I want people to be able to add notes to orders. Whats the best way to name this new table? Because other tables may also have notes e.g. Customer, I need the table to be named so that is shows association with the relevant table. Relationship is an Order will have 0-or-many Notes.
So should I name it:
Order_Note
OrderNote
They all seem fine. I also need to create another table that will list the 'types' of Order that have been placed. An Order can have 1 or many 'types'. So how would I name this association in the table name?
Order_Type
OrderType
In this Order_Type table, it will have just two columns OrderID and TypeID. So I need a final table which holds all possible Types of order that can be placed. How do I name this, given that it will be confusing with the table above?
Order_Types
OrderTypes
But this is breaking the rule of not having plurals in table names.
Edit:
The Order table is a data table. Order_Type is a joining table. And finally, OrderTypes is a lookup table. Thanks to Hogan for making this obvious to me. I have also removed hyphenation between words as an option as it may cause future problems.
SOLUTION 1:
Name association between tables using underscore e.g. Order_Type
Name lookup and data tables without underscores e.g. Order, OrderType
I'll also use a schema so that lookup tables show like Lookup.OrderType which helps to clarify what is what.
The way I've done it is listed below
As a side note, these suggestions have to do with how to think about
joined table names and it does not matter if you use camel case or
not, underscores or not etc.
The important note here is that there is fundamentally a difference
between a joining table, a lookup table and a data table. The names
should reflect this and be consistent.
1)
I would make a note table and call it Note. Then I would add a relationship between orders and notes and call it order2note or orderNote or orderNoteRel
This table name defines the two joined tables in some order, sometimes you can put the non-FK first but in many cases it is best to just default to alphabetical.
2)
For tables that define a code (or a type as you put it) I will make a convention of ending the "Type" or "Code" or "CD" etc in the table name.

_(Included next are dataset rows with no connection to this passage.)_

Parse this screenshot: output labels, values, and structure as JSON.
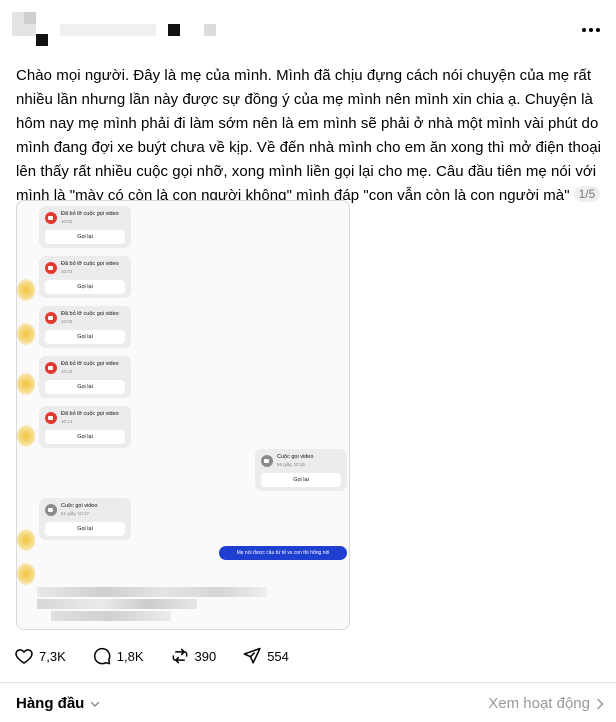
{
  "post": {
    "lines": [
      "Chào mọi người. Đây là mẹ của mình. Mình đã chịu đựng cách nói chuyện của mẹ rất",
      "nhiều lần nhưng lần này được sự đồng ý của mẹ mình nên mình xin chia ạ. Chuyện là",
      "hôm nay mẹ mình phải đi làm sớm nên là em mình sẽ phải ở nhà một mình vài phút do",
      "mình đang đợi xe buýt chưa về kịp. Về đến nhà mình cho em ăn xong thì mở điện thoại",
      "lên thấy rất nhiều cuộc gọi nhỡ, xong mình liền gọi lại cho mẹ. Câu đầu tiên mẹ nói với",
      "mình là \"mày có còn là con người không\" mình đáp \"con vẫn còn là con người mà\""
    ],
    "counter": "1/5"
  },
  "screenshot": {
    "missed_calls": [
      {
        "title": "Đã bỏ lỡ cuộc gọi video",
        "time": "10:02",
        "button": "Gọi lại"
      },
      {
        "title": "Đã bỏ lỡ cuộc gọi video",
        "time": "10:03",
        "button": "Gọi lại"
      },
      {
        "title": "Đã bỏ lỡ cuộc gọi video",
        "time": "10:05",
        "button": "Gọi lại"
      },
      {
        "title": "Đã bỏ lỡ cuộc gọi video",
        "time": "10:10",
        "button": "Gọi lại"
      },
      {
        "title": "Đã bỏ lỡ cuộc gọi video",
        "time": "10:14",
        "button": "Gọi lại"
      }
    ],
    "outgoing_call": {
      "title": "Cuộc gọi video",
      "time": "59 giây, 10:16",
      "button": "Gọi lại"
    },
    "incoming_call": {
      "title": "Cuộc gọi video",
      "time": "51 giây, 10:17",
      "button": "Gọi lại"
    },
    "message": "Mẹ nói được câu từ tế vs con thì hổng nói"
  },
  "actions": {
    "likes": "7,3K",
    "comments": "1,8K",
    "reposts": "390",
    "shares": "554"
  },
  "footer": {
    "sort_label": "Hàng đầu",
    "activity_label": "Xem hoạt động"
  },
  "colors": {
    "missed_icon": "#e5392e",
    "bubble": "#1f3fd1",
    "glow": "#f2c53b"
  }
}
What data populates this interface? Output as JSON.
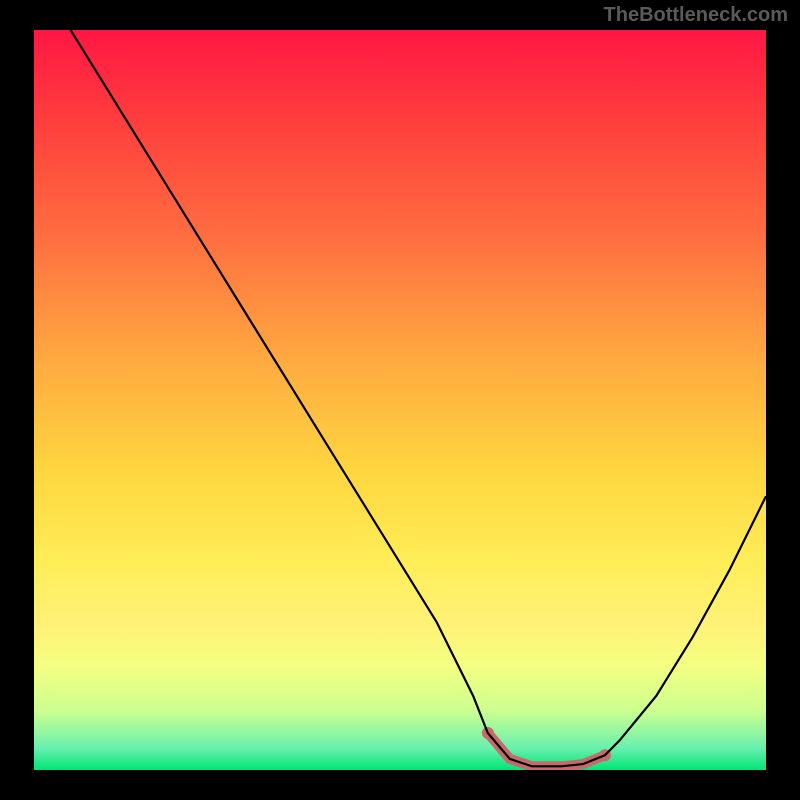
{
  "watermark": "TheBottleneck.com",
  "chart_data": {
    "type": "line",
    "title": "",
    "xlabel": "",
    "ylabel": "",
    "xlim": [
      0,
      100
    ],
    "ylim": [
      0,
      100
    ],
    "series": [
      {
        "name": "curve",
        "x": [
          5,
          10,
          15,
          20,
          25,
          30,
          35,
          40,
          45,
          50,
          55,
          60,
          62,
          65,
          68,
          72,
          75,
          78,
          80,
          85,
          90,
          95,
          100
        ],
        "values": [
          100,
          92,
          84,
          76,
          68,
          60,
          52,
          44,
          36,
          28,
          20,
          10,
          5,
          1.5,
          0.5,
          0.5,
          0.8,
          2,
          4,
          10,
          18,
          27,
          37
        ]
      }
    ],
    "highlight_range_x": [
      62,
      78
    ],
    "gradient_colors": [
      "#ff1744",
      "#ffd740",
      "#00e676"
    ]
  }
}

so orderType or orderCD or orderCode would be for the table that defines order types.
3)
The final table is actually a join between order table and orderType table so it would be
order2orderType or orderOrderCD or orderOrderCodeRel
(or some other combination of the conventions I've shown.)
This is the important one. If you remember that the table you are joining to should have order in its name (it is the orderType table) Then the join between order and order type should have order twice in its name. While this seems redundant at first once you get used to it it makes total sense.